Ukraine has not yet commented on the reported humanitarian corridor. It has previously accused Russia of violating ceasefire agreements.

The Russian army has shifted the bulk of its military efforts to capturing Sievierodonetsk in its attempt to take full control of Luhansk and Donetsk, collectively known as Donbas. Serhiy Haidai, the governor of the Luhansk, told Ukrainian television on Tuesday that two more Russian battalion tactical groups had been moved into the area.

The fight for Sievierodonetsk is turning into one of the war’s bloodiest battles and is seen as a potential turning point in Russia’s advances in the Donbas.

During his nightly address on Monday, the Ukrainian president, Volodymyr Zelenskiy, said: “We are dealing with absolute evil. And we have no choice but to move forward and free our territory. The human cost of this battle is very high for us. It is simply terrifying.”

Several Ukrainian officials have called on the west to supply Ukraine with heavier weapons while the country’s commander in chief, Valery Zaluzhnyi, said Russian forces had a tenfold advantage in firepower.

Capturing Sievierodonetsk and Lysychansk would give Russia full control over Luhansk as well as the possibility to focus its offensive on Donetsk. In a briefing on Monday, the Ukrainian military said Russian forces were “creating conditions” for offensives on the cities of Sloviansk, Lyman, Yampil and Siversk in Donetsk.

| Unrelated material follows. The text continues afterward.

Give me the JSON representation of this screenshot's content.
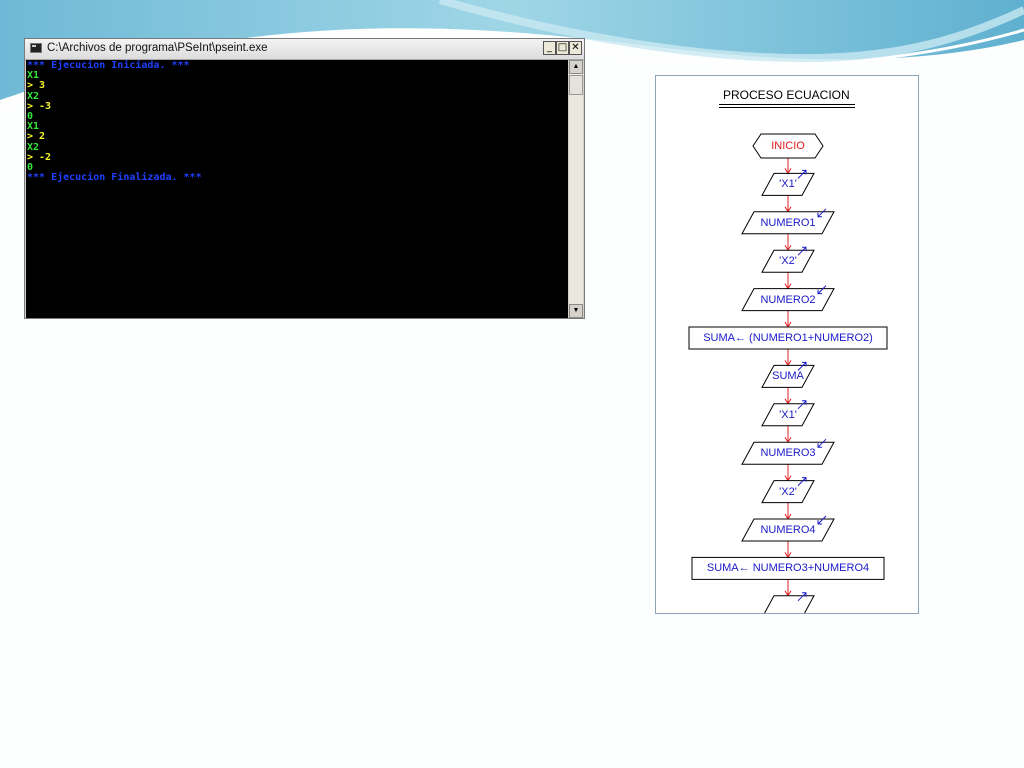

Pro-Russian separatists and Russian news agencies reported that several Ukrainian artillery strikes on Donetsk city – which Russia controls – killed a child and injured several others.

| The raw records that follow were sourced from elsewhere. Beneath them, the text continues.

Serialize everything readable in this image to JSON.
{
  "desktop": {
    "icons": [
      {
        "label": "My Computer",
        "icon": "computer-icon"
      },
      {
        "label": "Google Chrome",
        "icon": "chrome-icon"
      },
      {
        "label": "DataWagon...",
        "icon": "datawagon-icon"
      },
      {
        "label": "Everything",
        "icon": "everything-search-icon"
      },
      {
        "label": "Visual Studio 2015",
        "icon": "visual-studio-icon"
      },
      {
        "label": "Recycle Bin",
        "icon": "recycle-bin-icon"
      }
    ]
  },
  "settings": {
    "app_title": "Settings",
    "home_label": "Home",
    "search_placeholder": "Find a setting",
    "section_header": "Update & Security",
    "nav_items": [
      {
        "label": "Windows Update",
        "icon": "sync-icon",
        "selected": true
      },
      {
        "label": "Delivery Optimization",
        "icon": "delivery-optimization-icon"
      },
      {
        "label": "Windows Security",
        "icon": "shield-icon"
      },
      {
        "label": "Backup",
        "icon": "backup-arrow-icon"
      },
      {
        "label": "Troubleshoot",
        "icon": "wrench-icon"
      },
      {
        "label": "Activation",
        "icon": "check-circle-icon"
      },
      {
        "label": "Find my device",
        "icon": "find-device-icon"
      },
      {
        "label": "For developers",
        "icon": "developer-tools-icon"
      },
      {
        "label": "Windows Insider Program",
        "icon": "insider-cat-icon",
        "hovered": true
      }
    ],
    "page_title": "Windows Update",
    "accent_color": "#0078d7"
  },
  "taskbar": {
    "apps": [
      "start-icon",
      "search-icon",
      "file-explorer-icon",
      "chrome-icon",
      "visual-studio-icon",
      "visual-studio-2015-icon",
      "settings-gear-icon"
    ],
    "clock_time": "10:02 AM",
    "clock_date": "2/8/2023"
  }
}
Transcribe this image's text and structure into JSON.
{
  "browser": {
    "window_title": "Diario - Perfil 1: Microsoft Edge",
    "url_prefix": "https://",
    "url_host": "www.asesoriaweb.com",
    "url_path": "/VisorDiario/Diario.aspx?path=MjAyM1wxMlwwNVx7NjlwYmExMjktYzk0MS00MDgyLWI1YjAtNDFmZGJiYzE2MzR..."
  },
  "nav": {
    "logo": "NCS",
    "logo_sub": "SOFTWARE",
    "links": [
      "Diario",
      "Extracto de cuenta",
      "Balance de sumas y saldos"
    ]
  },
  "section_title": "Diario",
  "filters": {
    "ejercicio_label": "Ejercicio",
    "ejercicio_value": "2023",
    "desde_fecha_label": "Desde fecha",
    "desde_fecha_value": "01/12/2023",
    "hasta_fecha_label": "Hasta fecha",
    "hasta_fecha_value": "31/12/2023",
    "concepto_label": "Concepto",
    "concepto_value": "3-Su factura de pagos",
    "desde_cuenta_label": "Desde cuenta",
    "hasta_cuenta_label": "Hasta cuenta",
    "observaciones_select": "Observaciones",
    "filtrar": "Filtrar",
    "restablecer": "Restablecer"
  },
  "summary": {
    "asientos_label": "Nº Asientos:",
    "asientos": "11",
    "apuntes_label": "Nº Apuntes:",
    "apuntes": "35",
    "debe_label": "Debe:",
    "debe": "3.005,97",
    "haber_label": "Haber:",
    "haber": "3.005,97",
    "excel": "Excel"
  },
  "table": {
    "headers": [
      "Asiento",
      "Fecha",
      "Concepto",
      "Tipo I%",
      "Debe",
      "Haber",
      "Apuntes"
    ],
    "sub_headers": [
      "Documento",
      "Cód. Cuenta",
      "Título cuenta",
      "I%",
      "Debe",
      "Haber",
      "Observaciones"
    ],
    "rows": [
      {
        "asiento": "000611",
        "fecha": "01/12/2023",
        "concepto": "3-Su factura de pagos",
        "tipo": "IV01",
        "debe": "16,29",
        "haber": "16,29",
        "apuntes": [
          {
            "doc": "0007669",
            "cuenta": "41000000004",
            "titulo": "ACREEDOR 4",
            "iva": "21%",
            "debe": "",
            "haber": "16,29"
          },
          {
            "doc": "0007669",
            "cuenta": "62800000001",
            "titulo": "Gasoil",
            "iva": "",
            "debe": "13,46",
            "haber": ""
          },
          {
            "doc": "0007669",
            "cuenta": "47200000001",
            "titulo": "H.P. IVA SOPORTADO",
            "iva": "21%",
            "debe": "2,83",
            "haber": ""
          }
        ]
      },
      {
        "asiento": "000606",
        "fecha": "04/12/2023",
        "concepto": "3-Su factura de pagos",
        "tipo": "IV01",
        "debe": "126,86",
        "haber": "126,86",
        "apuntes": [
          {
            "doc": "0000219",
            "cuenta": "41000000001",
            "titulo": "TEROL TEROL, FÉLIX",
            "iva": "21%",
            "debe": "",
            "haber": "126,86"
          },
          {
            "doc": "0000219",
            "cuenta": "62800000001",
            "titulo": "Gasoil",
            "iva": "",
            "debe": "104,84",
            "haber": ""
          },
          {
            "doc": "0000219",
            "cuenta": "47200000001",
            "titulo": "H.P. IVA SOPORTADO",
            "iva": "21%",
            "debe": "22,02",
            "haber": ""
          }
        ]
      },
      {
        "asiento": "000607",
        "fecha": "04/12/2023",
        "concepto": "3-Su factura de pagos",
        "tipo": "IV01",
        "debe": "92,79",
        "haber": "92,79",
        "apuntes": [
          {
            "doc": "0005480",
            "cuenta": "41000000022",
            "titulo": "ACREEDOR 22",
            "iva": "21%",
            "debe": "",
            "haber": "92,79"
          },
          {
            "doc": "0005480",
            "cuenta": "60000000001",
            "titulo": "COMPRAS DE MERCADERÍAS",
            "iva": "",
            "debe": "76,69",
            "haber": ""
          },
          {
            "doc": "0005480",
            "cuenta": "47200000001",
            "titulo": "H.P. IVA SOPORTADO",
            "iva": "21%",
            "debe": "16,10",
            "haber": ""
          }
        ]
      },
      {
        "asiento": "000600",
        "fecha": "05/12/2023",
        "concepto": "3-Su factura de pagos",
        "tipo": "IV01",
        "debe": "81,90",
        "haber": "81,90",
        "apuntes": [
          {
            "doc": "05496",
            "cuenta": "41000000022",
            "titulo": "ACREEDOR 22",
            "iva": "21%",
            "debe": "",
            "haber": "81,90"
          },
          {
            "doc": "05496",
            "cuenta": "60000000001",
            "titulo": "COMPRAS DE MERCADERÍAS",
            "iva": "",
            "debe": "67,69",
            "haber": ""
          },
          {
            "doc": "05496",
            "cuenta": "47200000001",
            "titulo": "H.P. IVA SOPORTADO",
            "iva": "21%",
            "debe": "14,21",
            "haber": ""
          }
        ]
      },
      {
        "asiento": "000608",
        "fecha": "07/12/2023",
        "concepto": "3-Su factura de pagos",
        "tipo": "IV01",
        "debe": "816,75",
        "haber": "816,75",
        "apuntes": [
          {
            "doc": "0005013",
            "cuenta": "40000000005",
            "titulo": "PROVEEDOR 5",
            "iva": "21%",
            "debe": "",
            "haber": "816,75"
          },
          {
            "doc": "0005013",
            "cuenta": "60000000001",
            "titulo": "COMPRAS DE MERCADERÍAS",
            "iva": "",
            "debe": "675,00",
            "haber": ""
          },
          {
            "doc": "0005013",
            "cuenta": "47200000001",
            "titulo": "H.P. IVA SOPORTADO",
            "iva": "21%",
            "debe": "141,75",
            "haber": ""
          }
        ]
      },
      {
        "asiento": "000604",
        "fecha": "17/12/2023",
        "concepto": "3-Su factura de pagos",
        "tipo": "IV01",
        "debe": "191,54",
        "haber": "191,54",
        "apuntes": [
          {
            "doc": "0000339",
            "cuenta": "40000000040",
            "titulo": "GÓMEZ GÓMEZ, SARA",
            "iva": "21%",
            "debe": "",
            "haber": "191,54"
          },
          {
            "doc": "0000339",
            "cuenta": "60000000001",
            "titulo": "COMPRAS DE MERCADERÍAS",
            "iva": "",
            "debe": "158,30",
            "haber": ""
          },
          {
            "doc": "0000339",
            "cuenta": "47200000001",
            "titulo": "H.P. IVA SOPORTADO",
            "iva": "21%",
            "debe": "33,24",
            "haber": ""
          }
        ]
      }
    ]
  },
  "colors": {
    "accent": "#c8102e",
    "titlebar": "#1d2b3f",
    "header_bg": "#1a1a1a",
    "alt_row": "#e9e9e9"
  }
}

Answering a question from Danish journalists on Tuesday, Zelenskiy said Ukraine “wasn’t interested” in targeting Russian civilians. “We are not terrorists to shell civilian areas. We are normal, healthy people.”

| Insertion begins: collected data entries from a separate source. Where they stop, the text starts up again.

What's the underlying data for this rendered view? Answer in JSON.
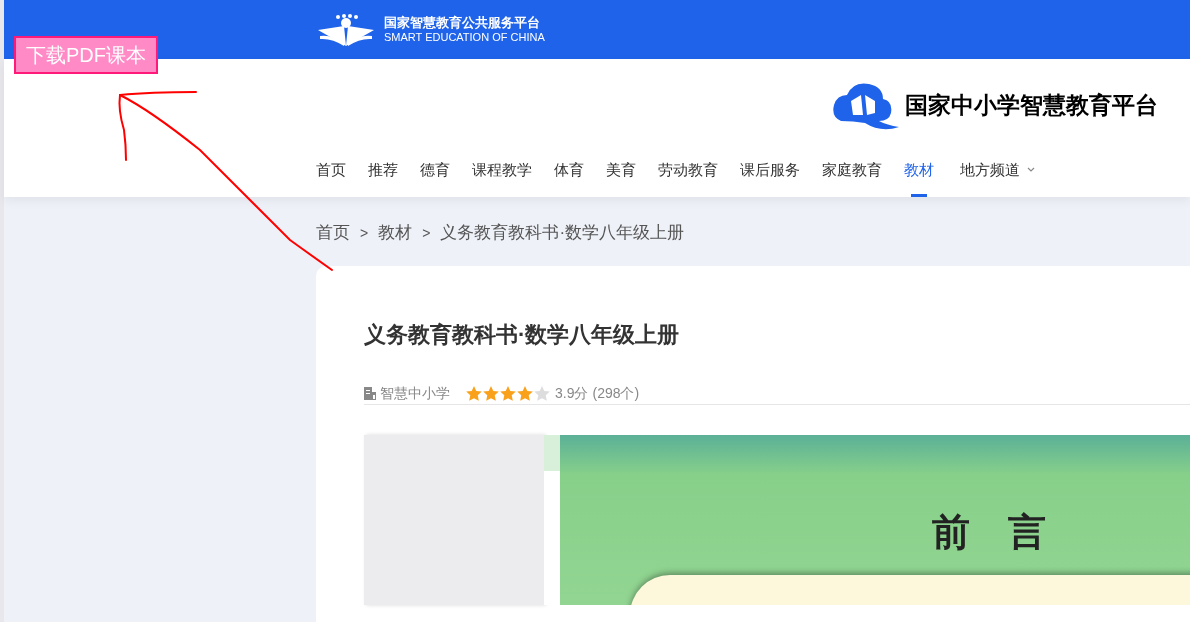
{
  "download_button": {
    "label": "下载PDF课本"
  },
  "header": {
    "platform_name": "国家智慧教育公共服务平台",
    "platform_name_en": "SMART EDUCATION OF CHINA"
  },
  "site_logo": {
    "title": "国家中小学智慧教育平台"
  },
  "nav": [
    {
      "label": "首页",
      "selected": false
    },
    {
      "label": "推荐",
      "selected": false
    },
    {
      "label": "德育",
      "selected": false
    },
    {
      "label": "课程教学",
      "selected": false
    },
    {
      "label": "体育",
      "selected": false
    },
    {
      "label": "美育",
      "selected": false
    },
    {
      "label": "劳动教育",
      "selected": false
    },
    {
      "label": "课后服务",
      "selected": false
    },
    {
      "label": "家庭教育",
      "selected": false
    },
    {
      "label": "教材",
      "selected": true
    },
    {
      "label": "地方频道",
      "selected": false,
      "dropdown": true
    }
  ],
  "breadcrumb": [
    {
      "label": "首页"
    },
    {
      "label": "教材",
      "separator": ">"
    },
    {
      "label": "义务教育教科书·数学八年级上册",
      "separator": ">"
    }
  ],
  "book": {
    "title": "义务教育教科书·数学八年级上册",
    "publisher": "智慧中小学",
    "stars": 4,
    "score": "3.9分",
    "ratings": "(298个)"
  },
  "page_preview": {
    "heading": "前　言"
  }
}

Zelenskiy said the Ukrainian military had enough ammunition and weapons but needed more long-range weapons. “What we don’t have enough of are the weapons that really hits the range that we need to reduce the advantage of the Russian Federation’s equipment.”

Pointing to the alleged strikes on Donetsk city, Denis Pushilin, the leader of the self-proclaimed republic in Donetsk, said the proxy state would turn to Russia for more military help. Asked about Pushilin’s request, the Kremlin spokesperson, Dmitry Peskov, told journalists that the “protection” of the two breakaway republics was the main goal of Russia’s “special military operation”.

In the same call with journalists, Peskov said British authorities had not contacted Moscow regarding the fate of Aiden Aslin and Shaun Pinner who, along with Moroccan national Saaudun Brahim, were sentenced to death last week for “mercenary activities” by the court of the self-declared Donetsk republic.

“They should address the authorities of the country that pronounced the sentences, and that is not the Russian Federation,” Peskov said, adding he was “sure” the Russian-backed separatist officials in Donbas would be willing to listen to an appeal from Britain.

The British foreign secretary, Liz Truss, on Tuesday said she would do “whatever was necessary” to secure the release of the two British nationals who have been sentenced to death in what international human rights groups have called a “show trial” designed to exert pressure on the UK.